Fast Track Designation for EPI-7386 in Metastatic Castration-Resistant Prostate Cancer

The FDA granted Fast Track designation to EPI-7386, an oral, highly selective N-terminal domain inhibitor of the androgen receptor, for the treatment of adult male patients with metastatic castration-resistant prostate cancer resistant to standard-of-care treatment.

A phase I clinical trial expects to enroll approximately 18 patients with metastatic castration-resistant prostate cancer in the dose-escalation part of the study at selected clinical sites in the United States and Canada, with an additional 10 patients planned to be enrolled in a dose-expansion cohort involving additional clinical sites. The study will evaluate the safety and tolerability of EPI-7386 while additionally characterizing the pharmacokinetic, biologic, and antitumor effects of therapy.

Fast Track Designation for RNL in Glioblastoma

The FDA gave Fast Track designation to an investigational drug—rhenium nanoliposome (RNL)—for the treatment of patients with recurrent glioblastoma. The nanoliposome-encapsulated radioisotope is designed to safely, effectively, and conveniently deliver a high dose of radiation—of up to 25 times greater concentration than currently used external-beam radiation therapy—directly into the brain tumor.

The drug is being evaluated in the multicenter ReSPECT phase I dose-finding clinical trial.
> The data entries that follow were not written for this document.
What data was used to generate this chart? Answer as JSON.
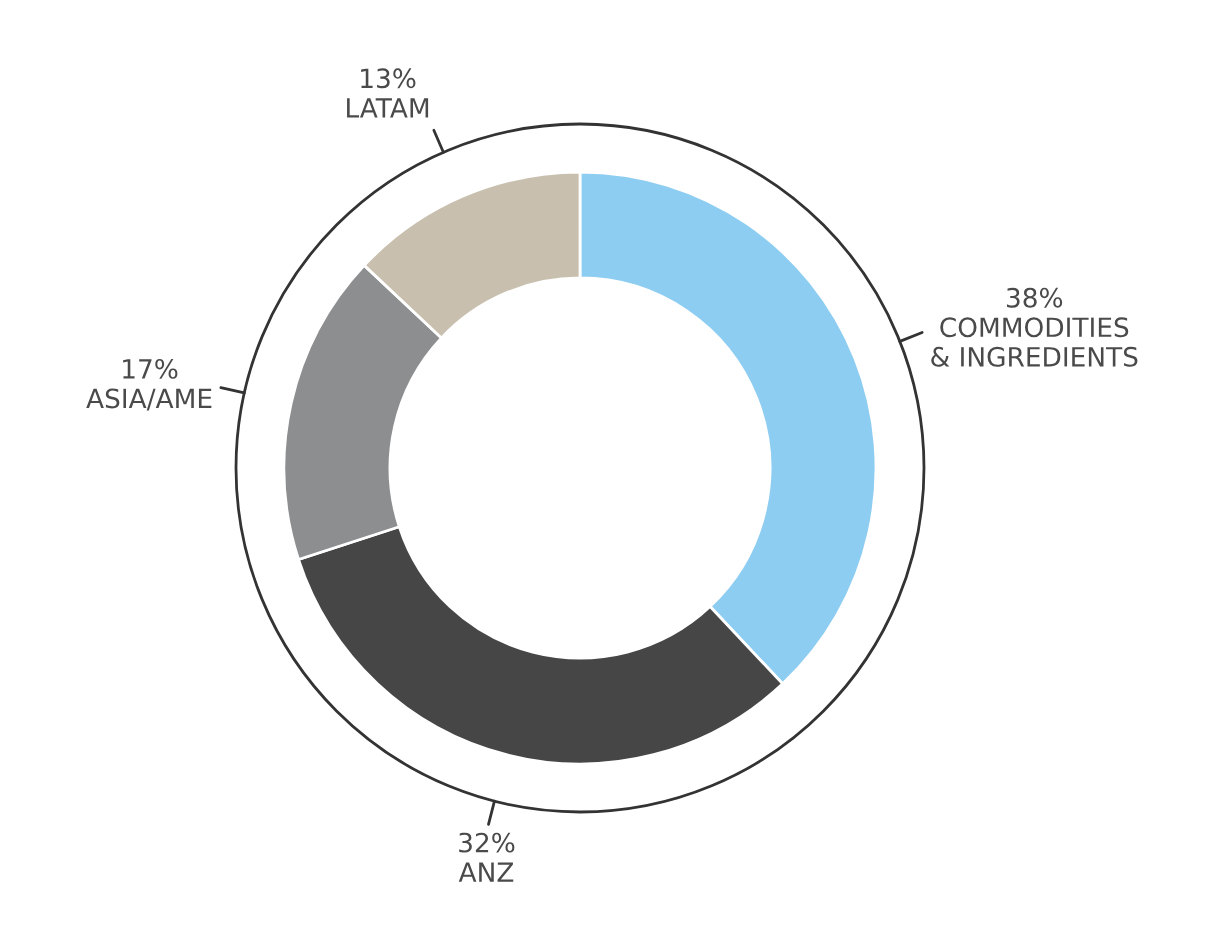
{
  "chart_data": {
    "type": "donut",
    "categories": [
      "COMMODITIES\n& INGREDIENTS",
      "ANZ",
      "ASIA/AME",
      "LATAM"
    ],
    "values": [
      38,
      32,
      17,
      13
    ],
    "value_labels": [
      "38%",
      "32%",
      "17%",
      "13%"
    ],
    "colors": [
      "#8ecdf2",
      "#464646",
      "#8c8e90",
      "#c8bfae"
    ],
    "legend": false
  }
}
Recently, the ReSPECT trials’ data and safety monitoring board approved proceeding to cohort 6 of the trial, which includes increasing both the drug volume and radiation dose to 8.8 mL and 22.3 mCi, respectively.
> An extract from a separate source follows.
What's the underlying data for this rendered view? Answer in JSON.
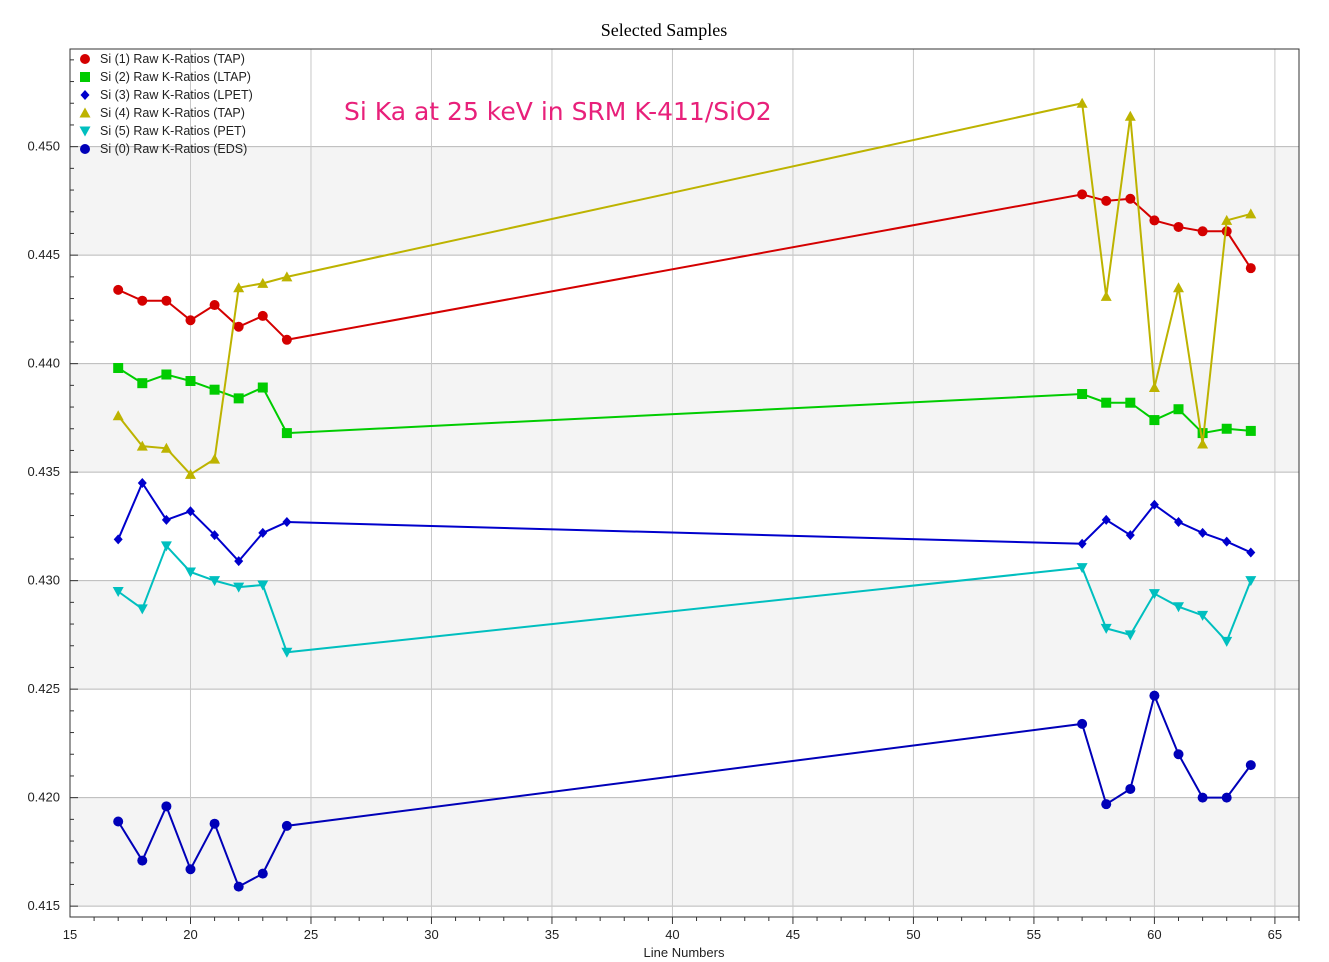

FDA Granted Pediatric Disease Designation for OXi-4503 in AML

The FDA has designated OXi4503 (combretastatin A1-diphosphate; CA1P) for the treatment of acute myeloid leukemia (AML) due to genetic mutations that disproportionately affect pediatric patients as a drug for a “rare pediatric disease,” as defined in section 529(a)(3) of the Federal Food, Drug, and Cosmetic Act (21 U.S.C. 360ff[a][3]).

OXi4503 in combination with the standard chemotherapy cytarabine was generally well tolerated by adult patients with AML, and a maximum tolerated dose level of OXi4503 was identified as the recommended dose for further clinical development of this novel two-drug combination. In 26 evaluable patients with AML, there were four complete remissions and one partial remission. The complete responses were associated with > 1-year overall survival times.
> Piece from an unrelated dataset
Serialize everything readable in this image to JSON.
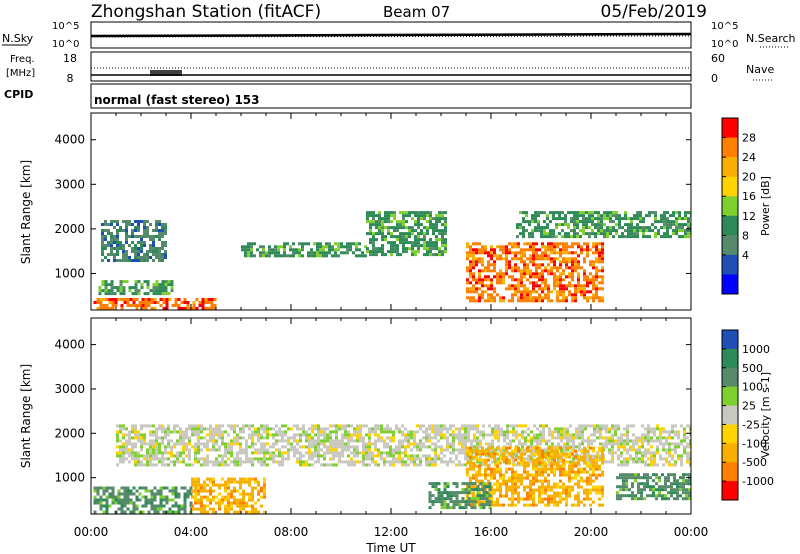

The combination therapy exhibited a manageable toxicity and a promising benefit to risk profile in older adults with relapsed AML. Four of the five objective responders were aged 65 or older with adverse cytogenetic features.

About the Rare Pediatric Disease Voucher Program

The FDA grants rare pediatric disease designation for diseases with serious or life-threatening manifestations that primarily affect people aged from birth to 18 years and that affect fewer than 200,000 people in the United States. Under the FDA's Rare Pediatric Disease Priority Review Voucher program, a sponsor who receives an approval of a new drug application or biologics license application for a product for the prevention or treatment of a rare pediatric disease may be eligible for a voucher, which can be redeemed to obtain priority review for any subsequent marketing application and may be sold or transferred. 

The content in this post has not been reviewed by the American Society of Clinical Oncology, Inc. (ASCO®) and does not necessarily reflect the ideas and opinions of ASCO®.